Alf’s good mate Steven Joyce is a beneficent bugger – a sort of Father Christmas for the well-off.
He distributes his largesse not on the basis of whether the beneficiary has been good or naughty over the past year, but whether he, she or it mixes in the right circles.
These are circles of people plush with money and an urge to donate to the National Party, usually to ensure against the election of a leftie or greenie government.
Steven accordingly would not have needed too much persuading when asked to consider whether taxpayers should bankroll the New Zealand Open golf tournament.
Too damned right they should.
Some niggly tossers ask: but will there be a positive return?
It doesn’t matter. We don’t get a positive return, so far as Alf can see, from the money biffed at domestic purpose beneficiaries and other people down on their uppers.
Why should golf be different?
Accordingly we learn today that…
Taxpayers will pay $1.9 million to bankroll the next two New Zealand Open golf tournaments despite the predicted economic return falling well short of the requirement for such a large investment of public money.
The Major Events Development Fund investment requires a return of $4.50 for each dollar handed out.
The 2012 and 2013 golf tournaments, which received taxpayer contributions totalling $1.15 million, returned $2.55 for each dollar received, documents obtained by the Herald under the Official Information Act show.
The projected returns for the 2015 and 2016 events are in a briefing for Minister of Economic Development Steven Joyce.
But the figures have been blacked out in the version given to the Herald. The report does state that the expected returns “are lower than those that would be expected at the requested level of investment”.
Mr Joyce said the projected return was “just one of the things that is taken into consideration”.
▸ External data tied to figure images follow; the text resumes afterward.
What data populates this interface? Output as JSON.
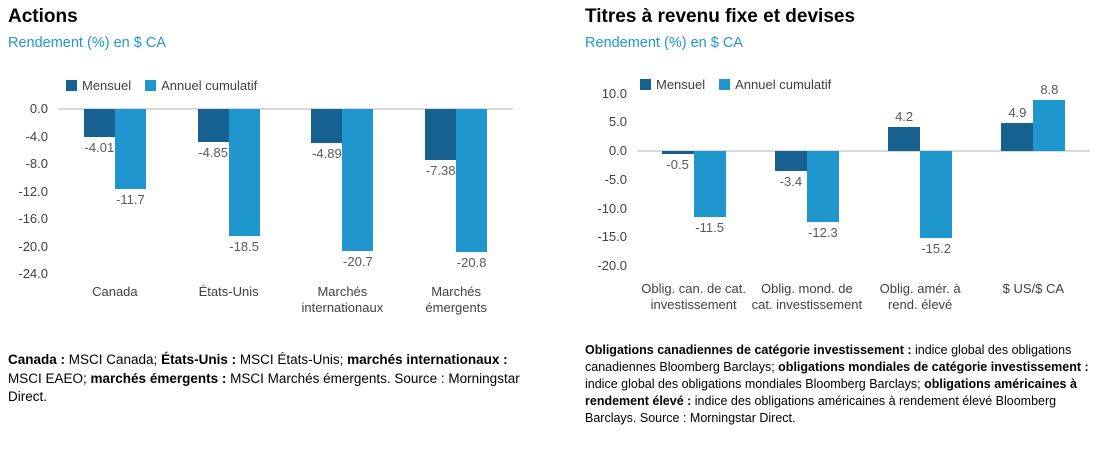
{
  "colors": {
    "dark_blue": "#16618f",
    "light_blue": "#1f97ce",
    "subtitle_blue": "#1f97ce",
    "value_label_gray": "#595959",
    "axis_text": "#404040",
    "zero_line_gray": "#d9d9d9"
  },
  "chart_data": [
    {
      "type": "bar",
      "title": "Actions",
      "subtitle": "Rendement (%) en $ CA",
      "legend": [
        "Mensuel",
        "Annuel cumulatif"
      ],
      "legend_position": "top",
      "grid": false,
      "xlabel": "",
      "ylabel": "Rendement (%) en $ CA",
      "categories": [
        "Canada",
        "États-Unis",
        "Marchés internationaux",
        "Marchés émergents"
      ],
      "series": [
        {
          "name": "Mensuel",
          "color": "#16618f",
          "values": [
            -4.01,
            -4.85,
            -4.89,
            -7.38
          ],
          "labels": [
            "-4.01",
            "-4.85",
            "-4.89",
            "-7.38"
          ]
        },
        {
          "name": "Annuel cumulatif",
          "color": "#1f97ce",
          "values": [
            -11.7,
            -18.5,
            -20.7,
            -20.8
          ],
          "labels": [
            "-11.7",
            "-18.5",
            "-20.7",
            "-20.8"
          ]
        }
      ],
      "ylim": [
        -24,
        0
      ],
      "yticks": [
        0,
        -4,
        -8,
        -12,
        -16,
        -20,
        -24
      ],
      "ytick_labels": [
        "0.0",
        "-4.0",
        "-8.0",
        "-12.0",
        "-16.0",
        "-20.0",
        "-24.0"
      ]
    },
    {
      "type": "bar",
      "title": "Titres à revenu fixe et devises",
      "subtitle": "Rendement (%) en $ CA",
      "legend": [
        "Mensuel",
        "Annuel cumulatif"
      ],
      "legend_position": "top",
      "grid": false,
      "xlabel": "",
      "ylabel": "Rendement (%) en $ CA",
      "categories": [
        "Oblig. can. de cat. investissement",
        "Oblig. mond. de cat. investissement",
        "Oblig. amér. à rend. élevé",
        "$ US/$ CA"
      ],
      "series": [
        {
          "name": "Mensuel",
          "color": "#16618f",
          "values": [
            -0.5,
            -3.4,
            4.2,
            4.9
          ],
          "labels": [
            "-0.5",
            "-3.4",
            "4.2",
            "4.9"
          ]
        },
        {
          "name": "Annuel cumulatif",
          "color": "#1f97ce",
          "values": [
            -11.5,
            -12.3,
            -15.2,
            8.8
          ],
          "labels": [
            "-11.5",
            "-12.3",
            "-15.2",
            "8.8"
          ]
        }
      ],
      "ylim": [
        -20,
        10
      ],
      "yticks": [
        10,
        5,
        0,
        -5,
        -10,
        -15,
        -20
      ],
      "ytick_labels": [
        "10.0",
        "5.0",
        "0.0",
        "-5.0",
        "-10.0",
        "-15.0",
        "-20.0"
      ]
    }
  ],
  "footnotes": [
    {
      "segments": [
        {
          "text": "Canada : ",
          "bold": true
        },
        {
          "text": "MSCI Canada; ",
          "bold": false
        },
        {
          "text": "États-Unis : ",
          "bold": true
        },
        {
          "text": "MSCI États-Unis; ",
          "bold": false
        },
        {
          "text": "marchés internationaux : ",
          "bold": true
        },
        {
          "text": "MSCI EAEO; ",
          "bold": false
        },
        {
          "text": "marchés émergents : ",
          "bold": true
        },
        {
          "text": "MSCI Marchés émergents. Source : Morningstar Direct.",
          "bold": false
        }
      ]
    },
    {
      "segments": [
        {
          "text": "Obligations canadiennes de catégorie investissement : ",
          "bold": true
        },
        {
          "text": "indice global des obligations canadiennes Bloomberg Barclays; ",
          "bold": false
        },
        {
          "text": "obligations mondiales de catégorie investissement : ",
          "bold": true
        },
        {
          "text": "indice global des obligations mondiales Bloomberg Barclays; ",
          "bold": false
        },
        {
          "text": "obligations américaines à rendement élevé : ",
          "bold": true
        },
        {
          "text": "indice des obligations américaines à rendement élevé Bloomberg Barclays. Source : Morningstar Direct.",
          "bold": false
        }
      ]
    }
  ]
}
The Herald goes on to explain the nature of the pitch made in favour of the application.
It’s an approach the poor people might like to consider, when they join the queue for benefits.
It relied heavily on luring wealthy foreigners and high-powered business executives to play in the pro-am format at Sir Michael Hill’s private golf course The Hills, near Queenstown, alongside the likes of Prime Minister John Key.
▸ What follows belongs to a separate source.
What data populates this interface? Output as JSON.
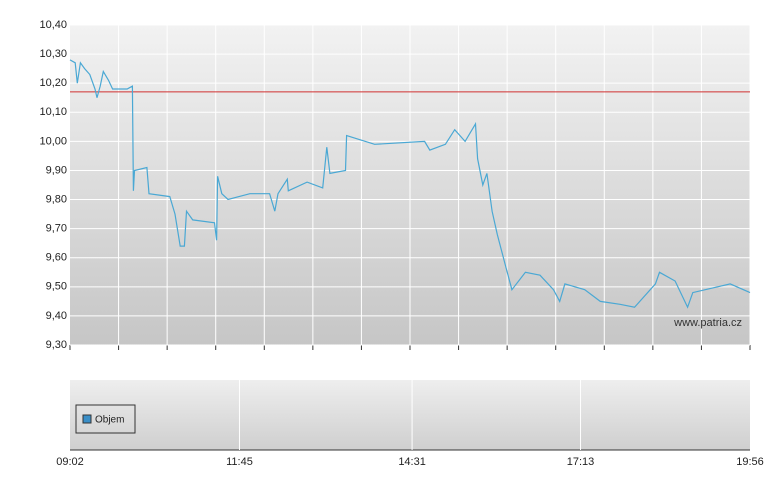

But a second report, obviously the work of some grinch within the bureaucracy, tried to pour cold water on the application.
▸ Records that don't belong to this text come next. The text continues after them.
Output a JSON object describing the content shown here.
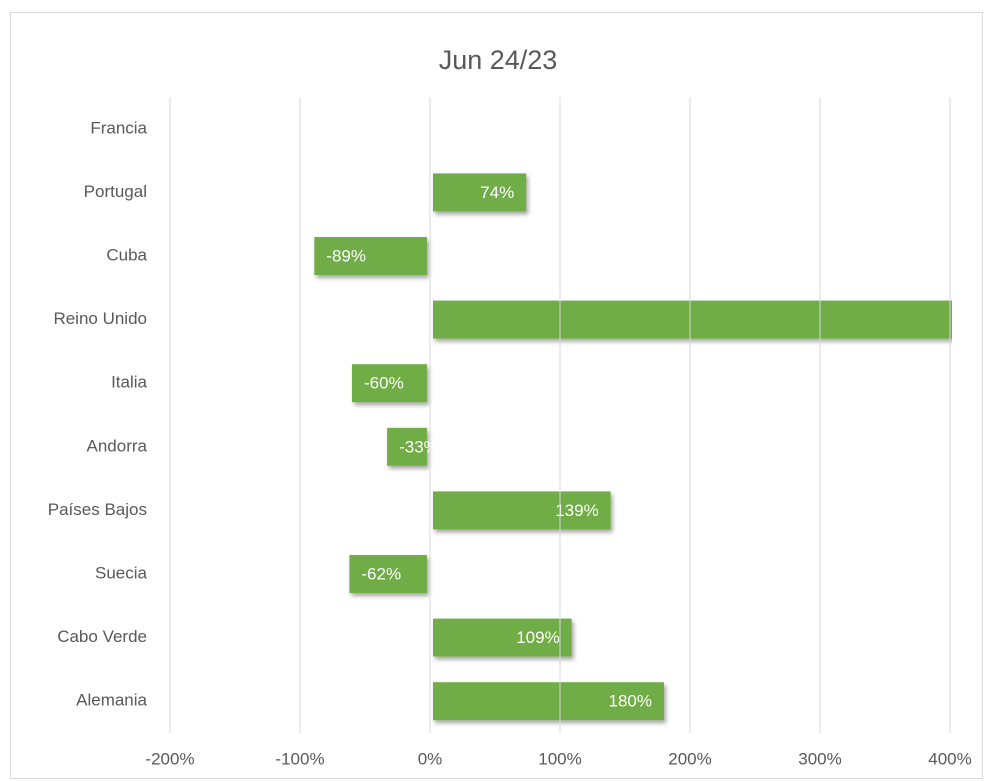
{
  "chart_data": {
    "type": "bar",
    "orientation": "horizontal",
    "title": "Jun 24/23",
    "categories": [
      "Francia",
      "Portugal",
      "Cuba",
      "Reino Unido",
      "Italia",
      "Andorra",
      "Países Bajos",
      "Suecia",
      "Cabo Verde",
      "Alemania"
    ],
    "values": [
      null,
      74,
      -89,
      450,
      -60,
      -33,
      139,
      -62,
      109,
      180
    ],
    "value_labels": [
      null,
      "74%",
      "-89%",
      null,
      "-60%",
      "-33%",
      "139%",
      "-62%",
      "109%",
      "180%"
    ],
    "color": "#70ad47",
    "xlim": [
      -200,
      400
    ],
    "xticks": [
      {
        "value": -200,
        "label": "-200%"
      },
      {
        "value": -100,
        "label": "-100%"
      },
      {
        "value": 0,
        "label": "0%"
      },
      {
        "value": 100,
        "label": "100%"
      },
      {
        "value": 200,
        "label": "200%"
      },
      {
        "value": 300,
        "label": "300%"
      },
      {
        "value": 400,
        "label": "400%"
      }
    ],
    "grid": true
  }
}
It details the leverage and legacy value of the 2014 tournament and says:
“Experience has shown that it is very difficult to attract the top echelon of overseas business executives and leaders of major corporates in New Zealand) to commit a week of their time (and the money) required to take part in the four-day NZ Open”.
Two $10,000-a-player entries to the 2014 tournament allocated to Tourism New Zealand as part of the $900,000 public funding deal were given back after they could not be filled.
The spots eventually went to two executives from Indonesian state-owned energy company Pertamina at the invitation of New Zealand Trade and Enterprise.
It had been hoped the visit would help New Zealand sell geothermal expertise to Indonesia.
“Unfortunately, the Pertamina representatives were not able to stay on or include stops for business discussions outside Queenstown, and Geothermal New Zealand was not able to free a senior representative to engage with them at the tournament,” the report says.
Alf was delighted to see that Steven has taken issue with those who have been banging on about corporate welfare.
He said there was “no basis” to the view the tournament was a taxpayer-funded jolly for the wealthy and well connected.
“Attracting investment and profile to New Zealand is a serious business,” he said.
We learn something from the Herald about the Major Events Development Fund’s guidelines, by the way.
The Herald says applications are unlikely to succeed if they have “received [fund] support or other significant government funding in the past and have no credible evidence of future financial independence from government support”.
But every rule has its exceptions.
Joyce is obviously aware that six previous tournaments received a total of $3.6 million.
And New Zealand Open organising committee chairman John Hart has very ably defended the use of taxpayer money to help run the event.
Mr Joyce said he had told Mr Hart the tournament would not be bankrolled by the taxpayer on an ongoing basis. The government would drop its funding from $900,000 to $700,000 for each of the next two years.
But a one-off payment of $500,000 for television coverage means total funding for the event has increased to $950,000 for each of the next two years. In real terms funding has risen in each of the past four years.
Alf has no quibbles about this.
To the contrary, he sees a grand opportunity to promote his constituency and its economic interests by lobbying for the tournament to be taken away from Michael Hill to be held on the local golf course.